The app is currently available via GooglePlay for Android, with a version for Apple Store due shortly, purely due to the fact that it tends to take longer to work with the latter.
Majorca is due to go live this month, for the entire island. In Athens, the city plans to provide a version next year for refugees living in camps and apartments, which will include heat advice plus other information that the city feels is relevant. This will be in the refugees’ native languages.
The initial cold app will be separate from the heat one but ideally there might ultimately be a single app to cover both extremes, says Dr Keramitsoglou.

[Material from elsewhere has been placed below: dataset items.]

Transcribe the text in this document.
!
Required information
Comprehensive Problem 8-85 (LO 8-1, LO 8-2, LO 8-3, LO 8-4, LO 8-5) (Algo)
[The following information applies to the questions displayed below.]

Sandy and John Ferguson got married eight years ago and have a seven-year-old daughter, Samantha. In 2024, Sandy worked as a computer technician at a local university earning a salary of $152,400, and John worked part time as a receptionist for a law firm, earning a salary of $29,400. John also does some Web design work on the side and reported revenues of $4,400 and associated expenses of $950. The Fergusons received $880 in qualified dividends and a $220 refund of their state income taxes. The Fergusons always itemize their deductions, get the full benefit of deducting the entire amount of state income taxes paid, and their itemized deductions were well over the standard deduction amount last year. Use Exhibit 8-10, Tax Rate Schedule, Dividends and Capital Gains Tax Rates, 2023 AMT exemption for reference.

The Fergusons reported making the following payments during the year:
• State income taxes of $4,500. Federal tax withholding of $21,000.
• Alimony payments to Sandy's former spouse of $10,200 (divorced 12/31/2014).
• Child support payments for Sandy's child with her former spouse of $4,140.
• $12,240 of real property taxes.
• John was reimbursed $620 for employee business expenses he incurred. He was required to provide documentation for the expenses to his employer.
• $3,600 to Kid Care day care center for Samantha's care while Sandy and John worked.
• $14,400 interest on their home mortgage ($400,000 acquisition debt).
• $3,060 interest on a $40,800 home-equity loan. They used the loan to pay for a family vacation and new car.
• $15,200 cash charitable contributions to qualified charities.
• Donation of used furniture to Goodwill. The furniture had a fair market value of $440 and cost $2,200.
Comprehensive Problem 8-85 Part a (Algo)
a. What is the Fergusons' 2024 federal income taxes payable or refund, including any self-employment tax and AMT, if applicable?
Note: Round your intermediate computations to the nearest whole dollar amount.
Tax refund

NOA, with other partners, is also working on the air quality app. This will be called DiscovAir and will again use satellite data, for aspects such as solar radiation, ozone health risks, particulate levels, and pollen, with the same system of profiles, alerts and advice. Initial roll-out of this is planned for Greece and Cyprus. If there are more detailed on-the-ground measurements, then these could be combined with the broader satellite data, says Dr Keramitsoglou.
The plan is to provide this app to both residents and tourists, working with the Greek tourist federation, so that the latter can plan their agendas (such as visiting a museum for a tourist with asthma on a day when there is a dust event).
The Extrema project runs to the end of 2019 but it is always the intention, says Dr Keramitsoglou, for such initiatives to be made sustainable long after the end of the project. Working with the cities, it will be identified what is needed for the scheme to be tailored, expanded and supported into the future, she concludes.